Administrative Law and Human Rights
The decisions, actions, omissions and policies of government are subject to the constraints and duties imposed by administrative law. Where a public authority - from a local council to an organ of central government - fails to act in accordance with the law, it can be challenged. At PIL, we help individuals and non-governmental organisations to hold government to account by means of judicial review. Our experienced team is able to take on a wide range of public law cases. In the last year alone, PIL has enjoyed the following successes:- - Al-Skeini and Others v the United Kingdom, where Iraqi nationals established before the Grand Chamber of the European Court of Human Rights that the Secretary of State for Defence must investigate the deaths of their families members because, contrary to what the House of Lords had held, they did fall within the jurisdiction of the UK for the purposes of the European Convention on Human Rights when they were killed;
- - Al-Jedda and Others v the United Kingdom, in which the Grand Chamber held that if the UN Security Council is to displace human rights laws, in this case in Iraq, then it must do so expressly. For that reason, the applicant had been detained unlawfully;
- - Al-Bazzouni v Secretary of State for Defence, the challenge to the Government’s “hooding” guidance in which PIL established that hooding is always unlawful and can never be repeated by UK state agents;
- - The Baha Mousa Inquiry Report, in which Sir William Gage documented the many MoD corporate failures and individual abuses that lead to the brutal death of tortured Iraqi hotel receptionist, Baha Mousa, whilst in the custody of 1 Queen’s Lancashire Regiment in Basra;
- - Hurley and Moore v Secretary of State for Business, Innovation and Skills, a case in which PIL has successfully obtained permission from the High Court to challenge the decision to allow universities in England and Wales to charge incoming students up to £9,000 per year in tuition fees. The full hearing in the case will take place on 1 and 2 November;
-Suppiah and Others v Secretary of State for the Home Department, in which two single mothers and their young families successfully argued that their detention at Yarl’s Wood Immigration Removal Centre had violated their rights to liberty and security of the person, establishing that child detention in this country could be lawful only if carried out on an ‘exceptional basis’;
- - Evans v Lord Chancellor and Secretary of State for Justice, where Maya Evans successfully challenged the Ministry of Justice’s decision to deny legal aid to litigants who did not stand to gain a personal or family benefit from a judicial review action. PIL exposed the role played behind the scenes –and not disclosed to the public – by the Ministry of Defence, which, it transpired, had warned an MoJ Minister of the “threat to national security” posed by PIL’s public interest cases;
- - Um Haider v Secretary of State for Foreign & Commonwealth Affairs, where an Iraqi woman successfully settled her case alleging abuse by contractors working at the British Embassy in Baghdad;
- - Al-Saadoon and Mufdhi v the United Kingdom, another landmark Strasbourg case in which the Grand Chamber refused the UK’s referral of the case to its jurisdiction following PIL’s success in March 2010 in establishing that awaiting the death penalty constituted torture. Mr Al-Saadoon and Mr Mufdhi, who faced the death penalty by hanging as a result of their transfer to the Iraqi authorities by British Forces, are now free men;
In addition, the Court of Appeal will shortly decide on whether the Secretary of State for Defence must now order a public inquiry into the ill-treatment of hundreds of Iraqis detained by British Forces between 2003 and 2008. A separate inquiry is already being conducted into allegations of unlawful killings by British soldiers at Camp Abu Naji in May 2004.

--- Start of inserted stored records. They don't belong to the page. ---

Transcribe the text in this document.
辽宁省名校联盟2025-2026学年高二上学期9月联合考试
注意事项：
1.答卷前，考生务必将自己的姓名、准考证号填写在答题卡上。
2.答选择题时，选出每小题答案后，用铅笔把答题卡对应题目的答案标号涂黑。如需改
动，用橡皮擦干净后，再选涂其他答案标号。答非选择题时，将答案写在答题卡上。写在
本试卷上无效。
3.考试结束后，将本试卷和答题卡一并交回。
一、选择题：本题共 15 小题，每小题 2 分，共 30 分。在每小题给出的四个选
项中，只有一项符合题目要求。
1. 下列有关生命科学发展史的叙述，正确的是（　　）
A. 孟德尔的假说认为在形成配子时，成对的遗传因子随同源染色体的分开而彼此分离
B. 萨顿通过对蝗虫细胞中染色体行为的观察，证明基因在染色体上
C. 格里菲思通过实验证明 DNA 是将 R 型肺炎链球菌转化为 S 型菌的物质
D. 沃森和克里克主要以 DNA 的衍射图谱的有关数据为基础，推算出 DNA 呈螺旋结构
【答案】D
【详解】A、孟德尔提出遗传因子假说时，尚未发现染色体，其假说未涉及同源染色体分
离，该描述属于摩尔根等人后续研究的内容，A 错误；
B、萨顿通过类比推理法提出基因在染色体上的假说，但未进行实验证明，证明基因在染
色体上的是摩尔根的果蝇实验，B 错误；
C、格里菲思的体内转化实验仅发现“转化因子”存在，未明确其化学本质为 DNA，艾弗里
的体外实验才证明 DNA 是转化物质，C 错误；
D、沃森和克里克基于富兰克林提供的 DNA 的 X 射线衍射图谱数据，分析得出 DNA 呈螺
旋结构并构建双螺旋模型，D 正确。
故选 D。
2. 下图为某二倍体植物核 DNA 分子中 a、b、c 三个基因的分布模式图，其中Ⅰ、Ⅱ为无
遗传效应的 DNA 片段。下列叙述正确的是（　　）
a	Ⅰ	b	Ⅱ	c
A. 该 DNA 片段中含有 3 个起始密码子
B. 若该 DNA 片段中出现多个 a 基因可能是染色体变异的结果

Meanwhile the High Court has heard PIL’s judicial review challenge to library closures in Somerset and Gloucestershire, and PIL is also preparing to challenge the tuition fees regimes in Scotland and Northern Ireland as they apply to students from elsewhere in the UK. PIL acts for Omar Awadh Omar, a Kenyan national rendered to Uganda apparently at the instance of MI5 and the FBI following the Kampala "World Cup Bombings" in July 2010. Omar has been repeatedly interrogated, ill-treated and is currently being held on capital charges. Finally, PIL is challenging the deportation order served in respect of Ekaterina Zatiluveter, a former research assistant to Mike Hancock MP who is accused of being a Russian spy.
Environmental and Planning Law
Since 1999, PIL has acted in a string of cases brought on behalf of environmental campaigners and by persons affected by projects harmful to their local environment. PIL has opposed, and in many cases stopped, projects including landfills, open cast coal schemes, aggregate quarries, chemical plants and nuclear installations. Our general planning practice is similarly well-established.